2008 White House Easter egg roll
It was that one day of the year again, when the commander-in-chief of a superpower traipses on a garden with basketfuls of goodie for children. On March 24, 2008, U.S. President George Bush and wife Laura played peachy hosts-with-the-most for the annual White House Easter Egg roll.
That frosty Easter Monday morning, 22,000 people who had snapped up free tickets trooped to the hallowed South Lawn of the White House. President Bush decided his demographic that day would be tots seven and younger. For once, children, not heads of state, strolled around the manicured lawn.
Kids were treated to great food, and entertainment running the gamut from egg coloring to face painting to magic shows. They were also given a head start in politics, rubbing elbows with larger-than-life characters like Tweety Bird, The Cat in the Hat, Clifford the Big Red Dog, Charlie Brown, and of course, cute Easter Bunnies.

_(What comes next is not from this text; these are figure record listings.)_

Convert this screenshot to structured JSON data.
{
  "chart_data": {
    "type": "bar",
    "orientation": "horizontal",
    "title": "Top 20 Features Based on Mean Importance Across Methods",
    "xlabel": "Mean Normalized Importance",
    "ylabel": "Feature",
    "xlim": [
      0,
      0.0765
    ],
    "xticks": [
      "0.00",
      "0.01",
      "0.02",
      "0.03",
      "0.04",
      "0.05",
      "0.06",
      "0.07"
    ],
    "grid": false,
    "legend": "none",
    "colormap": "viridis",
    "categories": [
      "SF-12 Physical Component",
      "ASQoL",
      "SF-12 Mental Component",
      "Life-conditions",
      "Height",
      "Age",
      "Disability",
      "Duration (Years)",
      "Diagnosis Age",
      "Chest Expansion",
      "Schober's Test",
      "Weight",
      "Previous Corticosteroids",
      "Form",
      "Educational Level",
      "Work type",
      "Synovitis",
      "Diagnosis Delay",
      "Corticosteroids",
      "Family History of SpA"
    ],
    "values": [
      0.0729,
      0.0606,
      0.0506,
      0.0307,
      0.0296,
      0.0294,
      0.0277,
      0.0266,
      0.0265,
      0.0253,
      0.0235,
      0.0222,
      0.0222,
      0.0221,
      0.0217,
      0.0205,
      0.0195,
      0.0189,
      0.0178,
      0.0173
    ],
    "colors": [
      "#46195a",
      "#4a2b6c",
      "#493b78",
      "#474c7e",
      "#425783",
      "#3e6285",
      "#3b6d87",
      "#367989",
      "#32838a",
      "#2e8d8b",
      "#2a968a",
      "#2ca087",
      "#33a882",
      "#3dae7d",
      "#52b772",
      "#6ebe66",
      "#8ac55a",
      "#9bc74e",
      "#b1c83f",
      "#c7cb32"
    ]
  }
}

Teen sensation Jonas Brothers brought the house down with rocking musical performances onstage. On a more subdued note, the artist named Wyland organized painting activities commemorating the chosen theme of the year, Ocean Conservation.
No less than the First Lady told the children stories. Likewise, other renowned personalities grabbed the respite of reading to other people’s children. Readers even included secretaries and other high-ranking White House officials. There was also ex-Dallas Cowboy Troy Aikman and TV star Kyle Massey. But then again, Nancy Tafuri and Rosemary Wells, children’s book authors, were on hand for good measure.
But the children were most giddy about the Egg Roll itself. Precocious competitors toted giant spoons to push 7,500 eggs across the patch of greens in the Egg Roll. Others never said die to the egg hunts, which involved 3,200 colored eggs. Still there were those kids content with coloring plain hard-boiled eggs, some 4,500 of them. When the revelry ended at 2pm, children took home with them a commemorative Easter egg of wood.
President Bush was hardly the first one to hold Egg Rolls though. He was part of a long line of U.S. presidents, starting with Rutherford B. Hayes in 1878.